Le règlement européen OSP est une "chance" pour les groupes français comme la SNCF, la RATP, Veolia Transport ou Transdev, car ils "bénéficient de leur savoir-faire juridique et de leur expérience des réseaux français pour mieux se vendre à l'étranger", a déclaré Bruno Gazeau, délégué général, en présentant à la presse la conférence européenne qu'organise l'Union des transports publics et ferroviaires le 7 juin 2010 sur ce sujet.

"Aujourd'hui, on est confronté à la concurrence internationale (...) pas seulement européenne, mais mondiale", a-t-il souligné.  Ce règlement, entré en vigueur en décembre 2009, met en concurrence les services publics de transport de voyageurs urbains, interurbains, régionaux, nationaux et internationaux en Europe.
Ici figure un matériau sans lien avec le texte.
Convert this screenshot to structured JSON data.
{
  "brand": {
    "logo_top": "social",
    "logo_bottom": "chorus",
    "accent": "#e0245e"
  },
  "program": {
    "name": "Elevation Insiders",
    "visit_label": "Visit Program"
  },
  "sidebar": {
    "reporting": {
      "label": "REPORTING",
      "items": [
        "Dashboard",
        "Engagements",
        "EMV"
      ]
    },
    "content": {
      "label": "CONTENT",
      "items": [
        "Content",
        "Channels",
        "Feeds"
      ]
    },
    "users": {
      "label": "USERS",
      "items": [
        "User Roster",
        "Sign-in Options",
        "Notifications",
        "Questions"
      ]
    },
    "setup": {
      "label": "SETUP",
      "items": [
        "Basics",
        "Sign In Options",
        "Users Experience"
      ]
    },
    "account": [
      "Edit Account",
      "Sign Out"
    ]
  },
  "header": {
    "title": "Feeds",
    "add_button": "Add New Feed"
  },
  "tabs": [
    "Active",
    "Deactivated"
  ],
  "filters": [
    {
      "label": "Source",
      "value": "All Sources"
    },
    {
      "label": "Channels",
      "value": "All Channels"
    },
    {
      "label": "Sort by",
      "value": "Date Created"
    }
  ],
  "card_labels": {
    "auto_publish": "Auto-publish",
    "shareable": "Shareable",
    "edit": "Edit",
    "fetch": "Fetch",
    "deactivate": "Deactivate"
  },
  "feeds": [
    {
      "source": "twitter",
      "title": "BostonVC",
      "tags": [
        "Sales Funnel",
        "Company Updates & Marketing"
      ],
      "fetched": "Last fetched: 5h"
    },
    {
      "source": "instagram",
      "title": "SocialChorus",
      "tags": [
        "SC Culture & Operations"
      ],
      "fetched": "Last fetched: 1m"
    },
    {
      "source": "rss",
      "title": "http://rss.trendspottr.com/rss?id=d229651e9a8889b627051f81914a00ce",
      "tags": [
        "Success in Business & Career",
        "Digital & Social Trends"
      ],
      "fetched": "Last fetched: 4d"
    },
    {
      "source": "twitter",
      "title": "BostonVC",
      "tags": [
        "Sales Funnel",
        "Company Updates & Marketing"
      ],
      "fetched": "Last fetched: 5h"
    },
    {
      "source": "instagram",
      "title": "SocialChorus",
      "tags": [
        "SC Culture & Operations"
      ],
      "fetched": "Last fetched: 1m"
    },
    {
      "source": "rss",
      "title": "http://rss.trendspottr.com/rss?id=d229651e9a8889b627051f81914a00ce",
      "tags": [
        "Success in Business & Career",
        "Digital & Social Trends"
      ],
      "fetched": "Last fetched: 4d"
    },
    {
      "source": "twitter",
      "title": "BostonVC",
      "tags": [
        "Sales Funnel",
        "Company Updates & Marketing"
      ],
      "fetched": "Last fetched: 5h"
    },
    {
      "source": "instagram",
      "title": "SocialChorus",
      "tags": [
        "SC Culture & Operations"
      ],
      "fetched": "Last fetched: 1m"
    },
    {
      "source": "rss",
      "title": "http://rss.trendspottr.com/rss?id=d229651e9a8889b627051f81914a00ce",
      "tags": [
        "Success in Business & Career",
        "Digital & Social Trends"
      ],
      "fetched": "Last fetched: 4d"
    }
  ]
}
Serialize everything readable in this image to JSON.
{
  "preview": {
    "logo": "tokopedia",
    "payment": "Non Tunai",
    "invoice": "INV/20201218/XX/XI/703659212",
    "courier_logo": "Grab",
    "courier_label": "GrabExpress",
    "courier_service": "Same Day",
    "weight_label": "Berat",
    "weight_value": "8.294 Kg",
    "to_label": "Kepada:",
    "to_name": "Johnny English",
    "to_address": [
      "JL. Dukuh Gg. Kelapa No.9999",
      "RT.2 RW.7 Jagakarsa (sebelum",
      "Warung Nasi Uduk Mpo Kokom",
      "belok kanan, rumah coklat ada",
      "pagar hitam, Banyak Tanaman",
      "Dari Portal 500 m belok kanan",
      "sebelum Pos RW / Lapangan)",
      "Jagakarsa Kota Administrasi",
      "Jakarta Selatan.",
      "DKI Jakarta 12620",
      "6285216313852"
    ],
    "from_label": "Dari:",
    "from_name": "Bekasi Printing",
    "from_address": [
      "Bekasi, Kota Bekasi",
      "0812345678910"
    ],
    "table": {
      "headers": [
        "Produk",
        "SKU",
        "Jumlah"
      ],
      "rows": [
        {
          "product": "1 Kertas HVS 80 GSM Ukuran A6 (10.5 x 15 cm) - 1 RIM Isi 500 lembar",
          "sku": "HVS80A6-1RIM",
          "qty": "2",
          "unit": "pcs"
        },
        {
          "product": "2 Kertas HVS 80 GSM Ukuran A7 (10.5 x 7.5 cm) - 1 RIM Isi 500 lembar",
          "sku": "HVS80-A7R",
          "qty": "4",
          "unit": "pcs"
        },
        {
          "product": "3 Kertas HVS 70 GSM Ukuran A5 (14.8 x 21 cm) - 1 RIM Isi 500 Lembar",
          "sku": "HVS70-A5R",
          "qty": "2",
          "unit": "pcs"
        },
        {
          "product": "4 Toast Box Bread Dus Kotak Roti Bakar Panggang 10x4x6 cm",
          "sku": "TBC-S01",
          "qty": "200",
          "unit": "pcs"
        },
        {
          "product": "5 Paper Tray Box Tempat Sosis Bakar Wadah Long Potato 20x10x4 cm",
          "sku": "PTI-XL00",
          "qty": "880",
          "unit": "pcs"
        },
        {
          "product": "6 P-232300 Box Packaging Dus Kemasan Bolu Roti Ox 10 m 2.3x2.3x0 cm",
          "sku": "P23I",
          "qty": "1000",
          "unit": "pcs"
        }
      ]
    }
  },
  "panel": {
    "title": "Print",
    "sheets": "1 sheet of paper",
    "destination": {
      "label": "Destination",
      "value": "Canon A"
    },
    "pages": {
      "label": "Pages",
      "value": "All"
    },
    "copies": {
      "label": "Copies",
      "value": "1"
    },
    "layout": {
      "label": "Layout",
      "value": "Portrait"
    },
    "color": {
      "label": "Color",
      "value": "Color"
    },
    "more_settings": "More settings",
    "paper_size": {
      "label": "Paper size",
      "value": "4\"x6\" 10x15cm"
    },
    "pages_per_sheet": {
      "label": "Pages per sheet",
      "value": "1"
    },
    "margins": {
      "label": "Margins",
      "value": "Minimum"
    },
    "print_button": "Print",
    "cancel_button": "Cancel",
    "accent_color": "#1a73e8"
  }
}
La concurrrence va se durcir

Il clarifie les régles d'exploitation des réseaux de transport - en régie ou en délégation de service public (DSP) - et généralise la conclusion d'un contrat entre une autorité organisatrice de transport et un exploitant.
Entré officiellement en vigueur en décembre 2009, il aurait dû s'aplliquer ipso facto dans les Etats membres. Mais ces derniers ont négocié une période transitoire de dix ans, l'OSP ne s'appliquera donc obligatoirement qu'à partir de 2019.

D'ici là, "La concurrence va devenir plus difficile et plus forte en Europe" où "les marchés s'ouvrent assez rapidement dans les différents pays", a observé Brigitte Ollier, directrice Europe de l'Union internationale des transports publics. Les Asiatiques comm MTR, qui a raflé le métro de Stockholm et des cobtrats de bus à londres, se tiennent prêts.

Le transport public urbain est "relativement ouvert" dans certains pays (en Grande-Bretagne par exemple) et très fermé dans d'autres (dans les pays de l'Est ou en Allemagne). En revanche, le rail suburbain commence à s'ouvrir, notamment en Allemagne où la concurrence est "féroce", selon la directrice Europe de l'UITP qui doit publier le 7 juin une étude sur l'état de la concurrence sur le Vieux Continent.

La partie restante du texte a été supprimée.